Amazon.com, Pandora — Both companies will both launch new versions of their music streaming services in coming weeks, according to a report in Sunday's New York Times.

Taro Pharmaceuticals — Taro was subpoenaed by the U.S. Justice Department, along with two of its senior officers, in connection with a federal investigation into generic drug pricing.

Alibaba — The China-based online retailer increased its stake in microblogging service Weibo to 31.5 percent from 30.1 percent, according to an SEC filing.

Perrigo — Starboard Value took a 4.6 percent stake in the drug maker, according to the Wall Street Journal.
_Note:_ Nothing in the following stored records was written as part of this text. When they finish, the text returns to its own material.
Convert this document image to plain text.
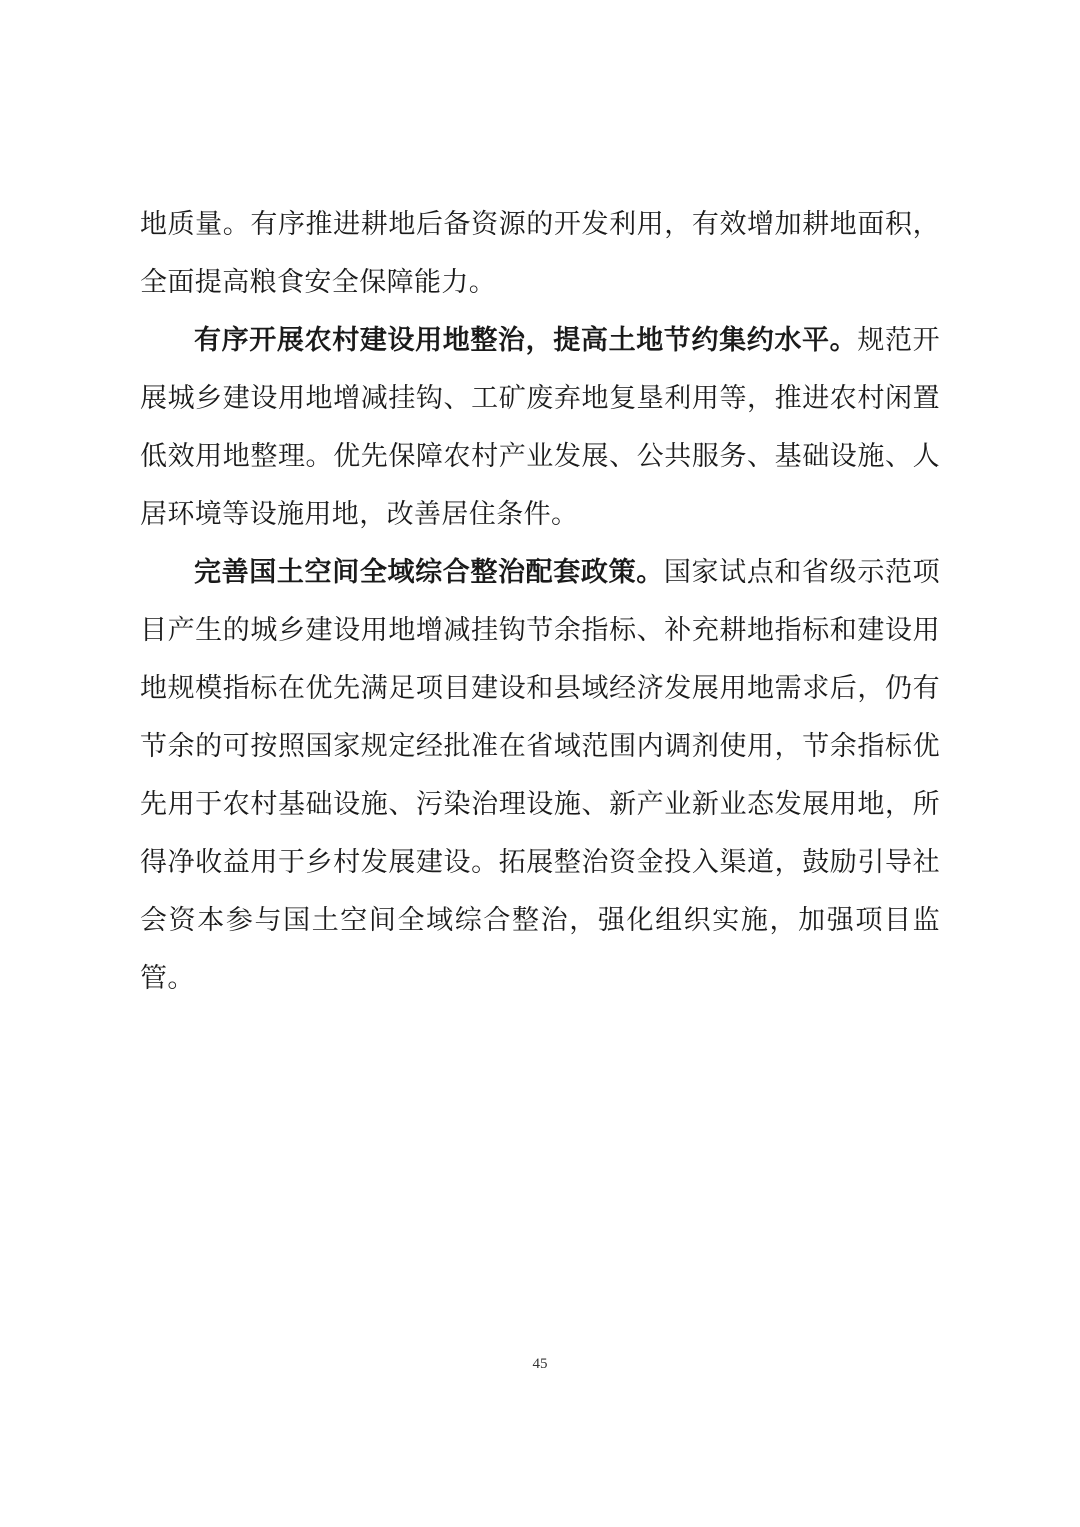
地质量。有序推进耕地后备资源的开发利用，有效增加耕地面积，全面提高粮食安全保障能力。

有序开展农村建设用地整治，提高土地节约集约水平。规范开展城乡建设用地增减挂钩、工矿废弃地复垦利用等，推进农村闲置低效用地整理。优先保障农村产业发展、公共服务、基础设施、人居环境等设施用地，改善居住条件。

完善国土空间全域综合整治配套政策。国家试点和省级示范项目产生的城乡建设用地增减挂钩节余指标、补充耕地指标和建设用地规模指标在优先满足项目建设和县域经济发展用地需求后，仍有节余的可按照国家规定经批准在省域范围内调剂使用，节余指标优先用于农村基础设施、污染治理设施、新产业新业态发展用地，所得净收益用于乡村发展建设。拓展整治资金投入渠道，鼓励引导社会资本参与国土空间全域综合整治，强化组织实施，加强项目监管。

45
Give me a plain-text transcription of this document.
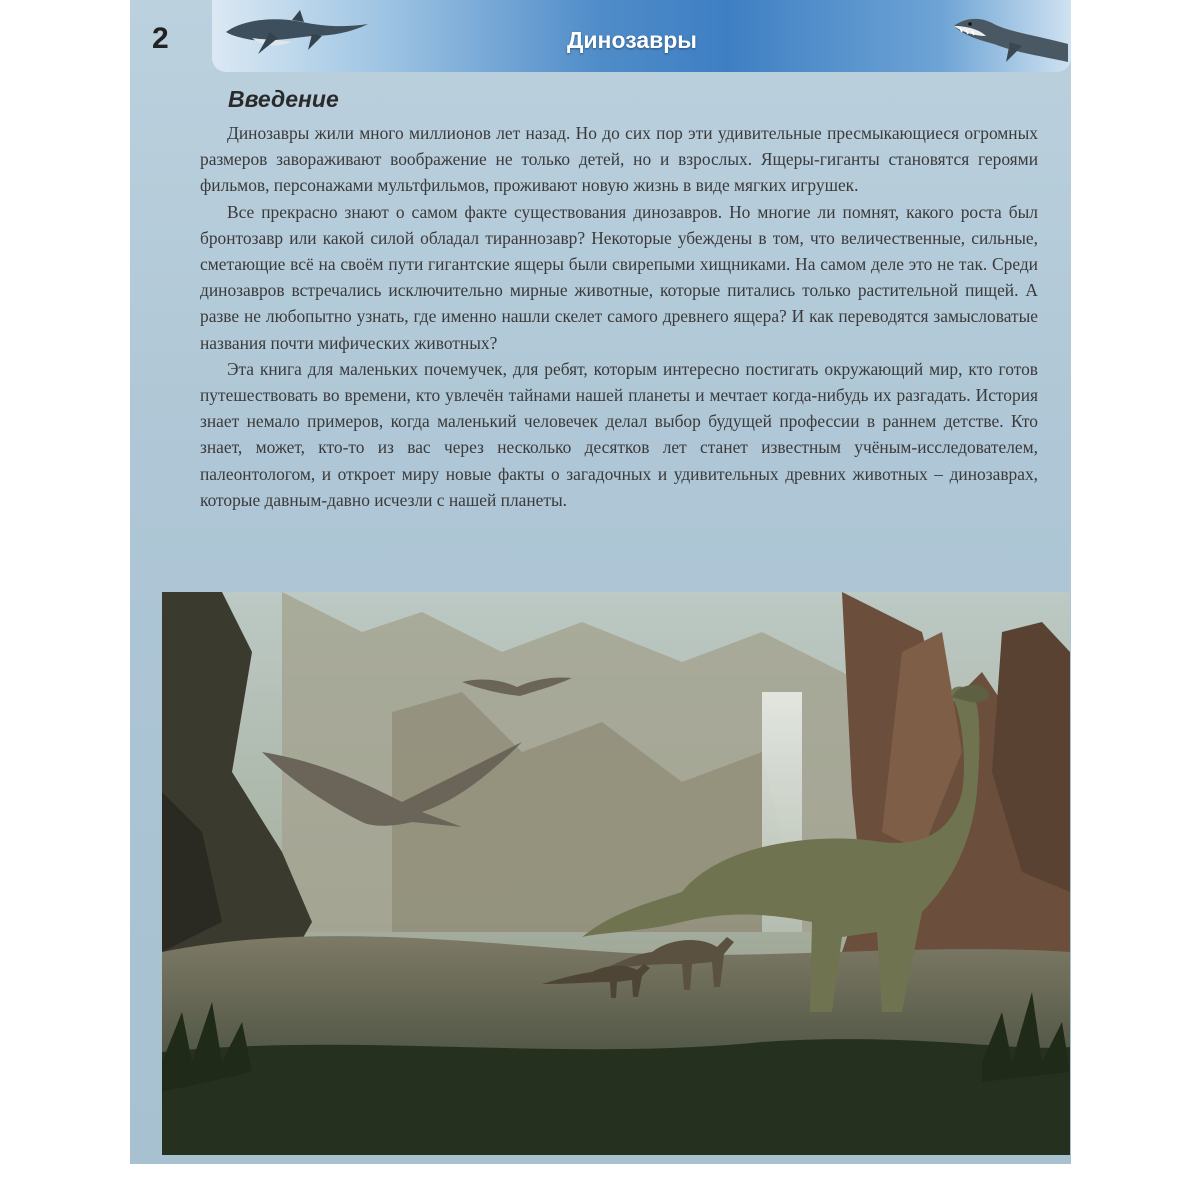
2	Динозавры
Введение

Динозавры жили много миллионов лет назад. Но до сих пор эти удивительные пресмыкающиеся огромных размеров завораживают воображение не только детей, но и взрослых. Ящеры-гиганты становятся героями фильмов, персонажами мультфильмов, проживают новую жизнь в виде мягких игрушек.

Все прекрасно знают о самом факте существования динозавров. Но многие ли помнят, какого роста был бронтозавр или какой силой обладал тираннозавр? Некоторые убеждены в том, что величественные, сильные, сметающие всё на своём пути гигантские ящеры были свирепыми хищниками. На самом деле это не так. Среди динозавров встречались исключительно мирные животные, которые питались только растительной пищей. А разве не любопытно узнать, где именно нашли скелет самого древнего ящера? И как переводятся замысловатые названия почти мифических животных?

Эта книга для маленьких почемучек, для ребят, которым интересно постигать окружающий мир, кто готов путешествовать во времени, кто увлечён тайнами нашей планеты и мечтает когда-нибудь их разгадать. История знает немало примеров, когда маленький человечек делал выбор будущей профессии в раннем детстве. Кто знает, может, кто-то из вас через несколько десятков лет станет известным учёным-исследователем, палеонтологом, и откроет миру новые факты о загадочных и удивительных древних животных – динозаврах, которые давным-давно исчезли с нашей планеты.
The paper said the activist investment firm sent Perrigo a letter over the weekend saying it had failed to achieve performance targets and that it had been distracted fending off a takeover bid from Mylan in 2015.

Apple — Apple has scaled down its self-driving car project, according to a Wall Street Journal report, with several dozen employees being laid off. The paper points out that Apple has never publicly acknowledged working on a self-driving vehicle.

HP Inc. — HP will buy Samsung's printer business for $1.05 billion, with the deal expected to close within 12 months. Samsung will invest up to $300 million in HP as part of the transaction.

AstraZeneca — Jefferies raised its rating on AstraZeneca to "buy" from "hold," saying the potential of the drug maker's cancer drug portfolio is not fully reflected in the stock's price.

Pure Storage, Nimble Storage — The two companies could benefit from a flash memory industry consolidation trend, according to a positive Heard On The Street column in the Wall Street Journal.

Lexmark — Lexmark's soon-to-be new owners, Apex Technology and PAG Asia Capital, are exploring the sale of the printer maker's software business, according to a Bloomberg report. The report said that business could fetch up to $1 billion.